In the dynamic and cutthroat world of business, conducting thorough company analysis is essential for investors and industry experts. In this article, we will undertake a comprehensive industry comparison, evaluating Airbnb (NASDAQ:ABNB) and its primary competitors in the Hotels, Restaurants & Leisure industry. By closely examining key financial metrics, market position, and growth prospects, our aim is to provide valuable insights for investors and shed light on company's performance within the industry.

Airbnb Background

Airbnb is the world's largest online alternative accommodation travel agency; it also offers booking services for boutique hotels, experiences, and hotel-like services. Airbnb's platform offers over 9 million active accommodation listings. Listings from the company's 5 million-plus hosts are spread over almost every country in the world. In 2025, 42% of revenue was from North America, 39% from Europe, the Middle East, and Africa, 10% from Latin America, and 9% from Asia-Pacific.
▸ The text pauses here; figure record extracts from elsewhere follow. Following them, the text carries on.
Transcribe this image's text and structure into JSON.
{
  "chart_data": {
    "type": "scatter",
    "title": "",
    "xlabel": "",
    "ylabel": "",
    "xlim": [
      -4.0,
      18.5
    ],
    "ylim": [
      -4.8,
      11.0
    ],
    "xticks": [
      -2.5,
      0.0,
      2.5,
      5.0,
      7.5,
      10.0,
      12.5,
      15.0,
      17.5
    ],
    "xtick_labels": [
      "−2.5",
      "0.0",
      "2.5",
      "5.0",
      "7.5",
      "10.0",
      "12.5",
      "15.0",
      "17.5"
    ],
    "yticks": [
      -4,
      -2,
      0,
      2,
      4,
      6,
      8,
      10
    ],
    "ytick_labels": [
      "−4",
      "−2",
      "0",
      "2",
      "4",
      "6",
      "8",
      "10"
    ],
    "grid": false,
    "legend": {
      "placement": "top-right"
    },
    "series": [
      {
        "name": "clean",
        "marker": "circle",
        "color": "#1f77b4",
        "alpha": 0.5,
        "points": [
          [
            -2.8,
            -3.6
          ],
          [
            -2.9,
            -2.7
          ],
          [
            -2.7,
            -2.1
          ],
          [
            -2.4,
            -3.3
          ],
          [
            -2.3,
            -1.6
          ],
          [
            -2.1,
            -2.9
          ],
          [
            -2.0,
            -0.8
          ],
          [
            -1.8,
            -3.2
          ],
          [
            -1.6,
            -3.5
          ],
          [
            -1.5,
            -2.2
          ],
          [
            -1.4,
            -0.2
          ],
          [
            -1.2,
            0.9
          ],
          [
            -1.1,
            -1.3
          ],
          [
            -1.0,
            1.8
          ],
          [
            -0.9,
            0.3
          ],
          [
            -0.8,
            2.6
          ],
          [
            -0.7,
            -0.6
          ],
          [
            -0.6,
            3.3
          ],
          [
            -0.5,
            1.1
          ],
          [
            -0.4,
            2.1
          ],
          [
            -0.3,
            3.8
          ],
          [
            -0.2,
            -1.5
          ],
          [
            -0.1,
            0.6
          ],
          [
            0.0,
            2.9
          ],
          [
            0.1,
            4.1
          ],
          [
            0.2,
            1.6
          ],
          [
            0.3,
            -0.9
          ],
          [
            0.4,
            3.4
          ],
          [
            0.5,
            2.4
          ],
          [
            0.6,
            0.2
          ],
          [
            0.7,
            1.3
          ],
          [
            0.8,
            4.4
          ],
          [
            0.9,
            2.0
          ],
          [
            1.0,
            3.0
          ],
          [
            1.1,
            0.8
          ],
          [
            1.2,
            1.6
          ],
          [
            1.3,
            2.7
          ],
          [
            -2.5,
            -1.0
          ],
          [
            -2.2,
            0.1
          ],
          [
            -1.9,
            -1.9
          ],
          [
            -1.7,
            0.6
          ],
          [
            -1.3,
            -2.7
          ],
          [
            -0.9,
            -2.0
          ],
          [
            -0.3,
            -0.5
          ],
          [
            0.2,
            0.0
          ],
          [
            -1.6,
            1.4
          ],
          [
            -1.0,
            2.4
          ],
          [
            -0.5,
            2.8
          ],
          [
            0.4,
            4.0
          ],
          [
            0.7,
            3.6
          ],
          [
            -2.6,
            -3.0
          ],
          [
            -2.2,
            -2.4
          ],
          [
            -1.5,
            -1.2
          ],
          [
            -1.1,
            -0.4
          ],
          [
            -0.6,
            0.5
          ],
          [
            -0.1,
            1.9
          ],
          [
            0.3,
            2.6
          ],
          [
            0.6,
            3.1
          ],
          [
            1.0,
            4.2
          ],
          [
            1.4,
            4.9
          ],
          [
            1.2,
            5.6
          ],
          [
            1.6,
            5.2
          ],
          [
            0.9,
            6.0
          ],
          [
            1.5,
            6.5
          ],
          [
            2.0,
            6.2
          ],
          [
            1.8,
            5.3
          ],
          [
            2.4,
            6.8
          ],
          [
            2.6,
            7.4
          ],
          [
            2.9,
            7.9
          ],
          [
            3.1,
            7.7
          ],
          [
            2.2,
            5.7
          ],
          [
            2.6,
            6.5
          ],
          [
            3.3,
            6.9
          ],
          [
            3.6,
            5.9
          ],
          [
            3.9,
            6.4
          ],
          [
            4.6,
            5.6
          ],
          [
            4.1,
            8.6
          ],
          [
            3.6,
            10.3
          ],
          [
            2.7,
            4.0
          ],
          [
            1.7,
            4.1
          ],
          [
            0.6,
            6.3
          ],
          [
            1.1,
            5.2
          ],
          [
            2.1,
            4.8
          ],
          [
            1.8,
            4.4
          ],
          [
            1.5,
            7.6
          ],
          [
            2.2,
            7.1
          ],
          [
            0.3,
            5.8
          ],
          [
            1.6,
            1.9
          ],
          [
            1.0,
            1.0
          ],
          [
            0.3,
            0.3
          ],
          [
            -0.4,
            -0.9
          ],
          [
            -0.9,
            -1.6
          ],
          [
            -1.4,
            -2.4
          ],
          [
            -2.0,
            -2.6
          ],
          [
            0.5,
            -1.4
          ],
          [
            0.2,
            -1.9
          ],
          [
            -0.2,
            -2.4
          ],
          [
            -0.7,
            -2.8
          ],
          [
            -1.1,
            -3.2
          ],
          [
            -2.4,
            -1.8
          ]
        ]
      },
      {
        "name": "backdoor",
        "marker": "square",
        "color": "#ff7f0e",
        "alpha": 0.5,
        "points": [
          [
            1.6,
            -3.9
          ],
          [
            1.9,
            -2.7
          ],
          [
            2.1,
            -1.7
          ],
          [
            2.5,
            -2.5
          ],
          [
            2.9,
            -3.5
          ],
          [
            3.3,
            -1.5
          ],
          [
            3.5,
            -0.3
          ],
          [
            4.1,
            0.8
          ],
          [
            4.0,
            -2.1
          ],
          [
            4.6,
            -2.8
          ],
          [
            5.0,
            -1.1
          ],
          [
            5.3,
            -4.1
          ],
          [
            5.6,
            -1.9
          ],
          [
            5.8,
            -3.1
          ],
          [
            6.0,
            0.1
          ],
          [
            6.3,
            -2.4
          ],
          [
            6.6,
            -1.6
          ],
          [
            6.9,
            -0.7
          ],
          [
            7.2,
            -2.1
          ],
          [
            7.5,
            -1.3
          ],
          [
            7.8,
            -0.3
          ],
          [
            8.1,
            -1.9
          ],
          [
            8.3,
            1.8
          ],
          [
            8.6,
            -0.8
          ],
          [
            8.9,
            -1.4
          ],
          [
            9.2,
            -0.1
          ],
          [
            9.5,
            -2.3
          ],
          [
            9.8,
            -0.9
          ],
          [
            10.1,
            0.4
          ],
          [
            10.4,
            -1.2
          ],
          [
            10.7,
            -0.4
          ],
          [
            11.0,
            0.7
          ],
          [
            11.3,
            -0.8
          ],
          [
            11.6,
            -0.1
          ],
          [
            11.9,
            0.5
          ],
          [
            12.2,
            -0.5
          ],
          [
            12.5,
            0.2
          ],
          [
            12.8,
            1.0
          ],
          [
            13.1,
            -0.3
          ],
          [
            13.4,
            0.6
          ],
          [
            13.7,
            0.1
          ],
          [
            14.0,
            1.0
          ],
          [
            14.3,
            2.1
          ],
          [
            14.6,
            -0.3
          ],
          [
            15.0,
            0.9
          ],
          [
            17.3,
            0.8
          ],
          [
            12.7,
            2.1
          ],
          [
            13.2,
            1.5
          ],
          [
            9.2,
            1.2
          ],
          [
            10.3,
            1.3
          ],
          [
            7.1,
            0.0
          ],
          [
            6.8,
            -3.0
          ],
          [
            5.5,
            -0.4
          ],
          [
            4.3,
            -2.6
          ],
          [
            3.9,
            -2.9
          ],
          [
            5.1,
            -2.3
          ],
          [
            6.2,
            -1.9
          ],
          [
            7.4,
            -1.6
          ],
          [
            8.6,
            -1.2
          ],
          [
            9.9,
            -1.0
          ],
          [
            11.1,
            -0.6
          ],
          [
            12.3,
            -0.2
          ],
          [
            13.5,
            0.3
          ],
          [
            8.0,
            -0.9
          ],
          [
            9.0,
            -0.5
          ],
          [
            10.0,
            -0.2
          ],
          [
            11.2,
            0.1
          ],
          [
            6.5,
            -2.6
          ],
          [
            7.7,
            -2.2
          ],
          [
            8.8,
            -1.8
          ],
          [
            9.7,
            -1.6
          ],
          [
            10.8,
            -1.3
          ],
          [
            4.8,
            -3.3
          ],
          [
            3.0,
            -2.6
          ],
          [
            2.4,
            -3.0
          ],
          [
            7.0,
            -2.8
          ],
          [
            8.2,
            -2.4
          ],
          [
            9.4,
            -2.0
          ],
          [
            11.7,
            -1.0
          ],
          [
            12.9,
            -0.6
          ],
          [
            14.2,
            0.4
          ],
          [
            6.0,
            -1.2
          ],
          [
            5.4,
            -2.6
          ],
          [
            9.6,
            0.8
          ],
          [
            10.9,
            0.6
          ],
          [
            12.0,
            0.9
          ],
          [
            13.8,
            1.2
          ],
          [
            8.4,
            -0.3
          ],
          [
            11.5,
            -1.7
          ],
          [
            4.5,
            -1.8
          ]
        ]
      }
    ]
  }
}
Transaction fees for online bookings account for all its revenue.

Company P/E P/B P/S ROE EBITDA (in billions) Gross Profit (in billions) Revenue Growth
Airbnb Inc 32.43 10.21 6.41 2.02% $0.09 $2.1 17.87%
Royal Caribbean Group 17.22 7.72 4.19 9.48% $1.72 $2.21 11.33%
Viking Holdings Ltd 33.57 38.77 6.07 -5.1% $0.1 $0.36 17.47%
Carnival Corporation Ltd 12.22 2.95 1.46 2.04% $1.27 $2.23 6.11%
Expedia Group Inc 20.41 48.15 1.98 -0.65% $0.36 $3.05 14.66%
Norwegian Cruise Line Holdings Ltd 15.35 3.59 0.92 4.51% $0.56 $0.95 9.57%
Choice Hotels International Inc 14.67 35.95 3.13 12.69% $0.08 $0.16 2.32%
Global Business Travel Group Inc 58.44 3.03 1.60 3.23% $0.1 $0.49 35.27%
Hilton Grand Vacations Inc 26.35 3.20 0.83 5.31% $0.22 $0.33 11.93%
Average 24.78 17.92 2.52 3.94% $0.55 $1.22 13.58%

Upon analyzing Airbnb, the following trends can be observed:

  • The current Price to Earnings ratio of 32.43 is 1.31x higher than the industry average, indicating the stock is priced at a premium level according to the market sentiment.

  • The current Price to Book ratio of 10.21, which is 0.57x the industry average, is substantially lower than the industry average, indicating potential undervaluation.

  • The Price to Sales ratio of 6.41, which is 2.54x the industry average, suggests the stock could potentially be overvalued in relation to its sales performance compared to its peers.

  • The Return on Equity (ROE) of 2.02% is 1.92% below the industry average, suggesting potential inefficiency in utilizing equity to generate profits.

  • The company has lower Earnings Before Interest, Taxes, Depreciation, and Amortization (EBITDA) of $90 Million, which is 0.16x below the industry average. This potentially indicates lower profitability or financial challenges.

  • The gross profit of $2.1 Billion is 1.72x above that of its industry, highlighting stronger profitability and higher earnings from its core operations.

  • The company's revenue growth of 17.87% is notably higher compared to the industry average of 13.58%, showcasing exceptional sales performance and strong demand for its products or services.

Debt To Equity Ratio

debt to equity

The debt-to-equity (D/E) ratio is a key indicator of a company's financial health and its reliance on debt financing.

Considering the debt-to-equity ratio in industry comparisons allows for a concise evaluation of a company's financial health and risk profile, aiding in informed decision-making.

By evaluating Airbnb against its top 4 peers in terms of the Debt-to-Equity ratio, the following observations arise:

  • Airbnb demonstrates a stronger financial position compared to its top 4 peers in the sector.

  • With a lower debt-to-equity ratio of 0.33, the company relies less on debt financing and maintains a healthier balance between debt and equity, which can be viewed positively by investors.

Key Takeaways

The high PE ratio of Airbnb suggests that investors are willing to pay a premium for its earnings compared to its peers in the Hotels, Restaurants & Leisure industry. The low PB ratio indicates that Airbnb's stock price is relatively undervalued based on its book value. With a high PS ratio, Airbnb's revenue is being valued at a premium compared to industry peers. The low ROE and EBITDA suggest that Airbnb may not be utilizing its assets efficiently. However, the high gross profit and revenue growth indicate strong performance in generating profits and increasing sales.

This article was generated by Benzinga's automated content engine and reviewed by an editor.